In 2022, Tian et al. found that early TyG index accumulation significantly increased CVD and all-cause mortality rates, emphasizing the importance of controlling TyG index early in life (
16). Giosue et al. attempted to synthesize knowledge regarding the links between fatty fish intake and cardiovascular events and all-cause mortality in 2022 (
17). There was an inverse association between fatty fish and CHD incidence (0.92; 95% CI: 0.86, 0.97), CHD mortality (0.83; 95% CI: 0.70, 0.98), and total mortality (0.97; 95% CI: 0.94, 0.99). Unlike lean fish only, both fatty fish and lean fish consumption did not show significant associations with CVD incidence and mortality. Fish consumption benefits are, in fact, driven by fatty fish, according to the study findings. Hernandez-Hernandez et al. examined the association between preexisting CVD and COVID-19 mortality in hospitalized Latin Americans in 2022 (
18). Mortality in hospital was the main outcome. The adjusted OR with 95% CI was calculated using multivariable regression analyses. A total of 28,929 (35.54%) hospitalized patients with SARS-CoV-2 infection were evaluated. Women made up 35.41% (10,243). Men died more in hospitals than women. Compared to men, women had a higher CVD incidence (4.69% vs 3.93%, P = 0.0023). As a result of the adjusted logistic regression analysis, women were significantly more likely to die from COVID-19 than men.

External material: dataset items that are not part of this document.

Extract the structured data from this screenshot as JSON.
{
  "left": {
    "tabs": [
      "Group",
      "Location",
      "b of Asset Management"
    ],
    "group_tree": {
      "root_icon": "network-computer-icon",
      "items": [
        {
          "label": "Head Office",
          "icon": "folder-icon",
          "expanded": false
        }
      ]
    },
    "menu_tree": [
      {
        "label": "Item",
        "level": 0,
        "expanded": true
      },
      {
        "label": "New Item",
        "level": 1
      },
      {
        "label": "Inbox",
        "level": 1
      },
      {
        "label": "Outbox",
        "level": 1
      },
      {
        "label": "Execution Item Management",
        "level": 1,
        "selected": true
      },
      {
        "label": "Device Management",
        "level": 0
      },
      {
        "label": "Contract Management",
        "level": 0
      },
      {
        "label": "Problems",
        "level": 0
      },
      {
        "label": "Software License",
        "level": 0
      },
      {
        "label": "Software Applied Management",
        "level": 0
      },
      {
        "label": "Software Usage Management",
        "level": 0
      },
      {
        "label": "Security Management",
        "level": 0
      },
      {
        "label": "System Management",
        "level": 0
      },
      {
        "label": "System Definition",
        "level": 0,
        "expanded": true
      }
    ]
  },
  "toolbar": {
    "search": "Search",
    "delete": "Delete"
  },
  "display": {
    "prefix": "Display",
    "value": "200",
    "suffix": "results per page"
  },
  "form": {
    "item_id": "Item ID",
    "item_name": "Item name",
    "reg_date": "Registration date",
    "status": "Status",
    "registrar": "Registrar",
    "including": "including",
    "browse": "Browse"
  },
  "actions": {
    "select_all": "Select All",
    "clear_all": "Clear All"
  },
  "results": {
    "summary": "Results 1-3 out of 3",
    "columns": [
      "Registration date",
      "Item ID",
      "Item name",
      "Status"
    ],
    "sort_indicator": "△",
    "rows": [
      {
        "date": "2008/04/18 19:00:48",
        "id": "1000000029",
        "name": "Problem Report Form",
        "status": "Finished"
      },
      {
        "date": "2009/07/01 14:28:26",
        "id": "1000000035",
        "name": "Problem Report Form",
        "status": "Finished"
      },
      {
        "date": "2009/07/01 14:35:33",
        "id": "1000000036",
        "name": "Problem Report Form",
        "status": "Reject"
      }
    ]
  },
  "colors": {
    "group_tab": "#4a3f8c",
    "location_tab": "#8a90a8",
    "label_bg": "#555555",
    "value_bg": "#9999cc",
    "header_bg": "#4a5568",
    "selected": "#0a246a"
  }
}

Patel et al. reported pathogenic variants associated with inherited cardiomyopathy in 2022 (
19). A pathogenic variant associated with inherited cardiomyopathy was found in approximately 0.7% of participants. Clinically, variant carriers are difficult to identify without genetic testing, but they are at increased cardiovascular and all-cause mortality risk. The association between folate intake and CVD-mortality and all-cause mortality was examined by Xu et al. in 2022 (
20). US adults at high risk for CVD may suffer adverse effects from excessive folic acid supplementation, according to the study. In 2022, Yerramalla et al. investigated associations between total duration and pattern of accumulation of objectively measured sedentary behavior (SB) with incident CVD and all-cause mortality (
21). Once MVPA was taken into account, the study found no association between overall sedentary time and sedentary accumulation patterns and CVD and all-cause mortality. To support the recent recommendations to reduce and fragment SB, our findings of decreased mortality risk with less total and more fragmented SB should be replicated. According to Alizadehsani et al.'s findings in 2022, fever, cough, diarrhea, chest pain, nausea, chills, abdominal pain, vomiting, myalgia, and anorexia had no impact on mortality (
22). The mortality rate of COVID-19 cardiovascular patients was significantly correlated with symptoms such as headache, loss of consciousness, oxygen saturation less than 93%, and the need for mechanical ventilation.
In summary, these research studies have demonstrated that CAD can increase the risk of mortality and the need for renal substitution therapy. This is due to the burden of comorbidities rather than to an instantaneous effect of CAD.